A combinação da presunção com a inveja e a parvoíce, torna as criaturas intragáveis, inconvenientes e mesquinhas, que alguns elementos mais indulgentes da sociedade vão aceitando, devido a uma flexibilidade hipócrita nata, porém curiosa, que lhes permite coscuvilhar, mantendo uma determinada “estabilidade” comunitária, isto é, de boa vizinhança, sem criar grandes confusões – que mais tarde ou mais cedo, acabam por surgir. Depois de “recolhido o “vómito”, à margem do conhecimento das pessoas rústicas, imbecilizadas e presunçosas, começa a descasca. Esta feita por outras de igual quilate, fiéis e tradicionais conservadoras dos viveiros de maldizer, aos quais beatificamente se consagram de coração e alma.

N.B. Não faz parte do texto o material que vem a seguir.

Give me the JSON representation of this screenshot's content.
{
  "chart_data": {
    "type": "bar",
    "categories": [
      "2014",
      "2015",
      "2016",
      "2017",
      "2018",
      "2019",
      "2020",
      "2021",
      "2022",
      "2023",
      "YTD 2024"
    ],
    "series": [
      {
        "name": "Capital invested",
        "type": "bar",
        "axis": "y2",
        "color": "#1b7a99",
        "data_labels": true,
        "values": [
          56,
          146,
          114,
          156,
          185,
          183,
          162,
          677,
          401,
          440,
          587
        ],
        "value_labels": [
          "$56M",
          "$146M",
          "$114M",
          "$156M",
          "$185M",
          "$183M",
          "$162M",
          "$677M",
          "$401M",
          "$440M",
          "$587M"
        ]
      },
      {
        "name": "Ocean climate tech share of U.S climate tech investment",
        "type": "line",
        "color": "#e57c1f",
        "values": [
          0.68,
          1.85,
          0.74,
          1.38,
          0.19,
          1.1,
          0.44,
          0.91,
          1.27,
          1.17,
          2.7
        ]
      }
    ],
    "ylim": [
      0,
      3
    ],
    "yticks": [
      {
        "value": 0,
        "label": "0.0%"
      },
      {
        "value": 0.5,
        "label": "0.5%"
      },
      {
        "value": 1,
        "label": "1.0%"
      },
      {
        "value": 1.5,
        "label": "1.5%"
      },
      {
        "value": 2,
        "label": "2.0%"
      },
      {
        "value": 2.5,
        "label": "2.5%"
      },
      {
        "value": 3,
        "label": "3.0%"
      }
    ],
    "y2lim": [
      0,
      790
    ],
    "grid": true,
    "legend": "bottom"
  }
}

As bocas-de-alpargata desoprimem-se das suas depreciações em “solenes” conversas-de-tasca, feitas em venenosa surdina nos cafés, nos salões de beleza - enquanto limpam o sarro cascos ou desenriçam a guedelha - em tanques para lavagem de roupa suja (hoje quase extintos), ou em qualquer esquina mais recatada (mesmo que cheire a mijo), aumentando sempre um ponto à “fábula”, só para espicaçar. Métodos estes, “jornalisticamente” conhecidos   na nossa gíria linguística vernacular, pela pomposa frase de, “cortar-na-casaca”.

Tudo isto é prova de que a vaidade desmesurada, é sempre a indiscutível garimpeira da pobreza; se não é penúria material é miséria espiritual – ou ambas, se o “Sapiens” houver sido baptizado pelo infortúnio. Azar dele!?

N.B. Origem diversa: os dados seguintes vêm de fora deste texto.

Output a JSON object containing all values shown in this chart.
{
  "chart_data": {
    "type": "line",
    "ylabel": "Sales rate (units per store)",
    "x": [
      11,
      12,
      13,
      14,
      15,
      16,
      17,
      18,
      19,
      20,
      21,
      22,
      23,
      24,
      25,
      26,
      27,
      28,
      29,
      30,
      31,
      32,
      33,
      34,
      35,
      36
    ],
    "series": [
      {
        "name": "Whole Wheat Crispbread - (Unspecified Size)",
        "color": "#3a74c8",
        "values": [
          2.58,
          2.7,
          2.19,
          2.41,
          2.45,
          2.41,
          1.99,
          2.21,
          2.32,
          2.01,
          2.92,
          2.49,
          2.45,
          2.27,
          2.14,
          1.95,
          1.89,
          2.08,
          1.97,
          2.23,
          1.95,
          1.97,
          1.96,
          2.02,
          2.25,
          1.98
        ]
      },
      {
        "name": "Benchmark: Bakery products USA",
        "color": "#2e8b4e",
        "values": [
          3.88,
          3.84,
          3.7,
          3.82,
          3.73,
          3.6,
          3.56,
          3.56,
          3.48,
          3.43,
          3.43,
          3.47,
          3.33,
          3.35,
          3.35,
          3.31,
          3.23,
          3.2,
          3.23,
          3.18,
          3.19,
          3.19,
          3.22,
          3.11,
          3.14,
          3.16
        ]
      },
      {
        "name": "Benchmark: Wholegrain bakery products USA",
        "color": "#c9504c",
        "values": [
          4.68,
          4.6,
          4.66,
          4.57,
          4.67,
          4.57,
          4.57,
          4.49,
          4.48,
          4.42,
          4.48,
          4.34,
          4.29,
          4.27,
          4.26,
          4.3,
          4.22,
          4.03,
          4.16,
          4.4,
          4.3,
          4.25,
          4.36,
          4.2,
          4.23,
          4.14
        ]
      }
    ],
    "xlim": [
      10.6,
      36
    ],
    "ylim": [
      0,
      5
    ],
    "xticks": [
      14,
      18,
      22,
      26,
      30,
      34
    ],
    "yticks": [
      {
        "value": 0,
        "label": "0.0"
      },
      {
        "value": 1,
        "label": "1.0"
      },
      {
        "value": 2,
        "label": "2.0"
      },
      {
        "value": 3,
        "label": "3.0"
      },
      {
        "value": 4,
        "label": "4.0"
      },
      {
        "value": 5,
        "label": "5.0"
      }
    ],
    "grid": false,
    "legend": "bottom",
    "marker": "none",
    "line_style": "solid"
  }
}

Por este andar, tudo me leva a crer que estamos a caminho de atingir novamente o limiar da pedra lascada. É o recomeço do ciclo existencial!?

A concluir:

- Abençoados aqueles que nasceram sob o manto da temperança e da modéstia, porque alguma paz universal que ainda existe, a eles é devida.

BEM-HAJAM.  

 

António Figueiredo e Silva

Coimbra, 05/02/2021

http://antoniofsilva.blogspot.com/

 

*Como era conhecido o outro “Sapiens” da caverna contígua,

por sempre se fazer acompanhar, além da moca, de um grande

galho sêco na outra mão, que usava para defesa ou ataque.